Gemäss der Anklage hatten die RUF und die AFRC dieselben Pläne und Ziele, und formten deshalb ein gemeinsames verbrecherisches Unternehmen. Dessen Ziele waren, die politische Macht und Kontrolle über das Territorium Sierra Leones, insbesondere über die Regionen mit Diamantenminen zu erringen. Die Anklage geht davon aus, dass Charles Taylor an diesem gemeinsamen verbrecherischen Unternehmen teilnahm.

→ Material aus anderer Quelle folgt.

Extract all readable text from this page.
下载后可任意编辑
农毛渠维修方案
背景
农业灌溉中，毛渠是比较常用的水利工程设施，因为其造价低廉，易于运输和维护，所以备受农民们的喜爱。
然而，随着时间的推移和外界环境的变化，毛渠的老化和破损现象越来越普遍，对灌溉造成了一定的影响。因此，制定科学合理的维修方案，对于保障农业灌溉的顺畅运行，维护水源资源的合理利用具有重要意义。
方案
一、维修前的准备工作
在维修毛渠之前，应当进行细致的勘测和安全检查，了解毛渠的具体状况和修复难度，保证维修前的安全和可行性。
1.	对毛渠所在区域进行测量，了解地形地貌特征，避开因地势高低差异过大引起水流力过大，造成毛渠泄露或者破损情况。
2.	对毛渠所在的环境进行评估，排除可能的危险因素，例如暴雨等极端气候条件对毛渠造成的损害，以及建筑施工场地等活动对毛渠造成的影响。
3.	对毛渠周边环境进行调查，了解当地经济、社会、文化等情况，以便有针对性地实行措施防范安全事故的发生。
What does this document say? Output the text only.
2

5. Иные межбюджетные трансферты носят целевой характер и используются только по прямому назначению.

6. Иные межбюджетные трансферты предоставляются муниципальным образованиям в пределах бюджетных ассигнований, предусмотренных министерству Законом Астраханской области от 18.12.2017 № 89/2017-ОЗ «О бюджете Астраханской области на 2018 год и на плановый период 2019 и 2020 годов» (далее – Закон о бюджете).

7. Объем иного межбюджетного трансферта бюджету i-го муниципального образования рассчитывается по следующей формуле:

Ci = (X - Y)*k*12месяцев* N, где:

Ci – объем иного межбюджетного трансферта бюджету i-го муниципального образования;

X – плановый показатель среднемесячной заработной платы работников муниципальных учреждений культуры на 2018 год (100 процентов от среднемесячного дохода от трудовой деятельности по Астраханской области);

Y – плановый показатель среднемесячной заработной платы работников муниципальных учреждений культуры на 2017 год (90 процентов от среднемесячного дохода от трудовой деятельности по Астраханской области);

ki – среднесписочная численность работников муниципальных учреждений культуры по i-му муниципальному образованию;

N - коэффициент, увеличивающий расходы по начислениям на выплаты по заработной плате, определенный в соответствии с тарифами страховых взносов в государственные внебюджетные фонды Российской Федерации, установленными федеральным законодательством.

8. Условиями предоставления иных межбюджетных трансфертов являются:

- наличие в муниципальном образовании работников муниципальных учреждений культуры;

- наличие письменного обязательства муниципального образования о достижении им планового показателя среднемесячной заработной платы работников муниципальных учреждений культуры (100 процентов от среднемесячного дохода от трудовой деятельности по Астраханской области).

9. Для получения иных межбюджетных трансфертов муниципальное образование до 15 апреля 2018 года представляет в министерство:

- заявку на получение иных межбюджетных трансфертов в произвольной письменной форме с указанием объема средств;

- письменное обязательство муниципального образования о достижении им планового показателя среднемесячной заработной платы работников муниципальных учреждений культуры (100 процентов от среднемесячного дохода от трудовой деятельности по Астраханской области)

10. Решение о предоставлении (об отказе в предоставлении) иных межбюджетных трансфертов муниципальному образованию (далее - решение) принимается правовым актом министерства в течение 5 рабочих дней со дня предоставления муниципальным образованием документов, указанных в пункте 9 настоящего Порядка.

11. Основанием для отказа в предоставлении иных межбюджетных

Charles Taylor wurde aufgrund seiner Handlungen und Unterlassungen, sowie seiner Verantwortlichkeit als Vorgesetzter der folgenden Punkte angeklagt:
- Ausrottung, vorsätzliche Tötung, Vergewaltigungen, Versklavung und andere unmenschliche Handlungen als Verbrechen gegen die Menschlichkeit;
- Verletzungen des gemeinsamen Artikels 3 der Genfer Konventionen und des Zweiten Zusatzprotokolls: terroristische Handlungen und Kollektivstrafen gegenüber der Zivilbevölkerung, Angriffe auf das Leben, die Gesundheit und das körperliche oder geistige Wohlbefinden von Personen, Beeinträchtigung der persönlichen Würde, Plünderungen und Verschleppungen.
- Andere schwere Verletzungen des humanitären Völkerrechts: Rekrutierung von unter 15-jährigen in den bewaffneten Dienst.
Am 23. Juli 2003 verteidigte sich Charles Taylor gegen die Anklagen und den Haftbefehl, indem er geltend machte, dass er als Staatschef im Moment der Anklage und des Erlasses des Haftbefehls Immunität besessen habe.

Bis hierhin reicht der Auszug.